2007: South Korea negotiators said the Taliban would release 19 hostages held in Afghanistan for 41 days after South Korea promised to pull its troops from Afghanistan by year’s end and ban its Christian missionary work there. The U.S. Census Bureau reported that median household income in the United States increased to $48,201 in 2006, an increase of about $800 more than the previous year.
2008: A dam break in Nepal sent flood waters from the Kosi River racing across northern India. At least 75 deaths were reported and more than 2 million people were chased from their homes. At least 32 people were reported killed in an earthquake that struck China’s Sichman province. Authorities said more than 58,000 homes were damaged.
2009: Sen. Edward Kennedy, D-Mass., who died Aug. 25 after a 15-month battle with brain cancer, was buried at Washington’s Arlington National Cemetery near his brothers John and Robert.

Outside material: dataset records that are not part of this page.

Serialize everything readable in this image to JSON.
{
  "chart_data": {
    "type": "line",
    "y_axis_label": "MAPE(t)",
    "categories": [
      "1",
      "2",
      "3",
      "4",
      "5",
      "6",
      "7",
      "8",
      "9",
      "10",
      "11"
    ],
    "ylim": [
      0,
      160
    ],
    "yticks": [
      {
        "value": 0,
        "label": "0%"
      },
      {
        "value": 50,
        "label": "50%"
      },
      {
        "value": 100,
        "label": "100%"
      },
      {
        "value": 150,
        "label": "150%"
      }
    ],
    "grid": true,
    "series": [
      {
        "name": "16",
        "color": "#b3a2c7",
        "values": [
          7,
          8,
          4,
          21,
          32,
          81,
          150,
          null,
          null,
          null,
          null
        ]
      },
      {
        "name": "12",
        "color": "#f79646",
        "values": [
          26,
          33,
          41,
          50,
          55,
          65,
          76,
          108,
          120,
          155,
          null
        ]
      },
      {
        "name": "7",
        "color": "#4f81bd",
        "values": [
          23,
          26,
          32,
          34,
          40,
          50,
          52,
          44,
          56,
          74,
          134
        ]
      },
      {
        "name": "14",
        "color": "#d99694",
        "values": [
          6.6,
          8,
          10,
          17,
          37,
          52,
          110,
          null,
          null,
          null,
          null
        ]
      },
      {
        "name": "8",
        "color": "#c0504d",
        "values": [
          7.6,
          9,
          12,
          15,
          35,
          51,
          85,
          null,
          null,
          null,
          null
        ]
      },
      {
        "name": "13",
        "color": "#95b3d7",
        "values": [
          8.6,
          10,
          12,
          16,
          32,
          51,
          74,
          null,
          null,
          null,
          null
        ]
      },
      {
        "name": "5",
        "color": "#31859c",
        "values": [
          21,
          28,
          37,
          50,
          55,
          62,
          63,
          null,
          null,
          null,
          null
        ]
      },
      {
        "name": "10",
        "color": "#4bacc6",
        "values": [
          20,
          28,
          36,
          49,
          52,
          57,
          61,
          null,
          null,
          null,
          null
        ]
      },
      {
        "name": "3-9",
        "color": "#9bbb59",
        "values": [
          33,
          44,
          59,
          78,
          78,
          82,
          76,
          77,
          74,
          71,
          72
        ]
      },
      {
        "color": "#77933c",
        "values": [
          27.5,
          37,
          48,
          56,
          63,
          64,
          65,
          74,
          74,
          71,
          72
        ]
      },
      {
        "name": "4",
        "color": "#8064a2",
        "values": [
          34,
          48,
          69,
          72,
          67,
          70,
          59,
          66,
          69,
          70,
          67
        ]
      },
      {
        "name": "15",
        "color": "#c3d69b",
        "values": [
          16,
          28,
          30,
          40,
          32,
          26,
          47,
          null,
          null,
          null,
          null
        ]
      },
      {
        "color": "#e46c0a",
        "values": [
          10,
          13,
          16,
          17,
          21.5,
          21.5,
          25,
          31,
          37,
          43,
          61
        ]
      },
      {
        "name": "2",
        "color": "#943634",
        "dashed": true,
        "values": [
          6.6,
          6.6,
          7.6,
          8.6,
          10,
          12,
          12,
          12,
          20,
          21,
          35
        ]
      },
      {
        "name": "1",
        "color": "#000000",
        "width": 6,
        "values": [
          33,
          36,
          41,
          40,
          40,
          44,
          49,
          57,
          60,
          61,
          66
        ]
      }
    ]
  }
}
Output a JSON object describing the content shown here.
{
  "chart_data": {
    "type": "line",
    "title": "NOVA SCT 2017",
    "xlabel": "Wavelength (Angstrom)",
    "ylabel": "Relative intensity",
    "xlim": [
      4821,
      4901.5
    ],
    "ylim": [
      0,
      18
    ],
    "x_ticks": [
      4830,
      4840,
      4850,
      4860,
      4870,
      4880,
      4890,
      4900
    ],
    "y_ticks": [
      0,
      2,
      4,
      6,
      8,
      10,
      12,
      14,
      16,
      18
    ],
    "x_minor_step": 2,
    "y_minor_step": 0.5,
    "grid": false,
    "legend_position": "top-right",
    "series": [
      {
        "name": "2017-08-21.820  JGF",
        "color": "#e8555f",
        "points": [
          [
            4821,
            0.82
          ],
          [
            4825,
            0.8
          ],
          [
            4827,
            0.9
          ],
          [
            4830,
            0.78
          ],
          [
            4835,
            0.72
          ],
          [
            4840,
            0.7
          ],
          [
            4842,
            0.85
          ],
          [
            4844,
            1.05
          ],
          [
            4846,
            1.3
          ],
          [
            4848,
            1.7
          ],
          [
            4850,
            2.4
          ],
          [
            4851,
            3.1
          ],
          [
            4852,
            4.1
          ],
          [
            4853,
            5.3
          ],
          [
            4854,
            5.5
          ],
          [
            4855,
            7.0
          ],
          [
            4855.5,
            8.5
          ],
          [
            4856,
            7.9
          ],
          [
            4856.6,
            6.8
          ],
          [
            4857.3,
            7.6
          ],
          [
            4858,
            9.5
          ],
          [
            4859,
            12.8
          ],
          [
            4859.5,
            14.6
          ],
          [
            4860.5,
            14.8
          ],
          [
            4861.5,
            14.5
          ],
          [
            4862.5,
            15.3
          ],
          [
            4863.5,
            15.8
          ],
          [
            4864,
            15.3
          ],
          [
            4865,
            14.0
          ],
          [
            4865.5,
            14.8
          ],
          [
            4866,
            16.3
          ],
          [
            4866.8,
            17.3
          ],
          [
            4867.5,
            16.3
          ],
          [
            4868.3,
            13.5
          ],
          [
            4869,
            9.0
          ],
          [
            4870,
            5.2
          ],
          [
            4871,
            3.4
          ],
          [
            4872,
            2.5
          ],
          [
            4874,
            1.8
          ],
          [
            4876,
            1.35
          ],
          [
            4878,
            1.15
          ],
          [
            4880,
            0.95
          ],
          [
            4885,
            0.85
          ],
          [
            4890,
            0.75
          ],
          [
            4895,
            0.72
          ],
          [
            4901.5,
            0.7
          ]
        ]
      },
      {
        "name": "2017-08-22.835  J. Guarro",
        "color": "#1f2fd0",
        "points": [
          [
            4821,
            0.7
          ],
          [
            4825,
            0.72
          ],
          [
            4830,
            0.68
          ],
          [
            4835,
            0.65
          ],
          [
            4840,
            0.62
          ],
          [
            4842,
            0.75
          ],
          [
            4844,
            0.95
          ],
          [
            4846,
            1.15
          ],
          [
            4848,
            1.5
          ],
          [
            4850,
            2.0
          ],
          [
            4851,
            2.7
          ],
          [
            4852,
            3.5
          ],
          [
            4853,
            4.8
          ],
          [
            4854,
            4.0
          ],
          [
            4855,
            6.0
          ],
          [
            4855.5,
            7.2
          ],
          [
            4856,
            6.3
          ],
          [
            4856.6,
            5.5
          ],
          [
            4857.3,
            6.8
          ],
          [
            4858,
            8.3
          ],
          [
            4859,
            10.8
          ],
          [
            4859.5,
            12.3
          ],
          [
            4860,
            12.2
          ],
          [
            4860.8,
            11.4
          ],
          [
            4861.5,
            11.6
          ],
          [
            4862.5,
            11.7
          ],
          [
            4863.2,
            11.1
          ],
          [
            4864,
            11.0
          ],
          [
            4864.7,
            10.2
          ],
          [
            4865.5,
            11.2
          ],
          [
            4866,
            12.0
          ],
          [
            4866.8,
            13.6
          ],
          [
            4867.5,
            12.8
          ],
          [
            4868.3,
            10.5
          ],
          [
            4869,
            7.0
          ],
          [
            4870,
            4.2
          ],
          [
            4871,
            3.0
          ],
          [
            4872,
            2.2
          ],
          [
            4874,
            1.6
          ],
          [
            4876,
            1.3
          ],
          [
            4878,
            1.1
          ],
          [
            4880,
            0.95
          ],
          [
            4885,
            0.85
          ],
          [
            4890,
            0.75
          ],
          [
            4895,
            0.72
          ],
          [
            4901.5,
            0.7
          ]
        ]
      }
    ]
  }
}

2010: Thirty-three Chilean miners trapped deep underground for more than three weeks talked with their families for the first time through a special phone hookup. Officials said it could take three or four months to get to the men, who took refuge in a safety pocket and were being fed from above. A long-dormant volcano erupted on the Indonesian island of Sumatra, triggering the evacuation of about 14,000 people.
2011: Mexican police arrested five alleged members of the Zetas drug cartel accused of setting fire to a Monterrey casino that killed 52 people last week. The Nepalese Parliament, where no political party has a majority, elected a Maoist, Babuarm Bhattarai, as prime minister after the parties failed to form a consensus government.
Quotes
Dr. Oliver Wendell Holmes, Sr. (1809-1894) US writer, scientist, scholar:
“A moment’s insight is sometimes worth a life experience.”
“A goose flies by a chart which the Royal Geographical Society could not mend.”
“A man may fulfill the object of his existence by asking a question he cannot answer, and attempting a task he cannot achieve.”
“A new untruth is better than an old truth.”
“A person is always startled when he hears himself called old for the first time.”
“A pun does not commonly justify a blow in return. But if a blow were given for such cause, and death ensued, the jury would be judges both of the facts and of the pun, and might, if the latter were of an aggravated character, return a verdict of justifiable homicide.”
“A thought is often original, though you have uttered it a hundred times.”
“Apology is only egotism wrong side out.”
“Between two groups of people who want to make inconsistent kinds of worlds, I see no remedy but force.”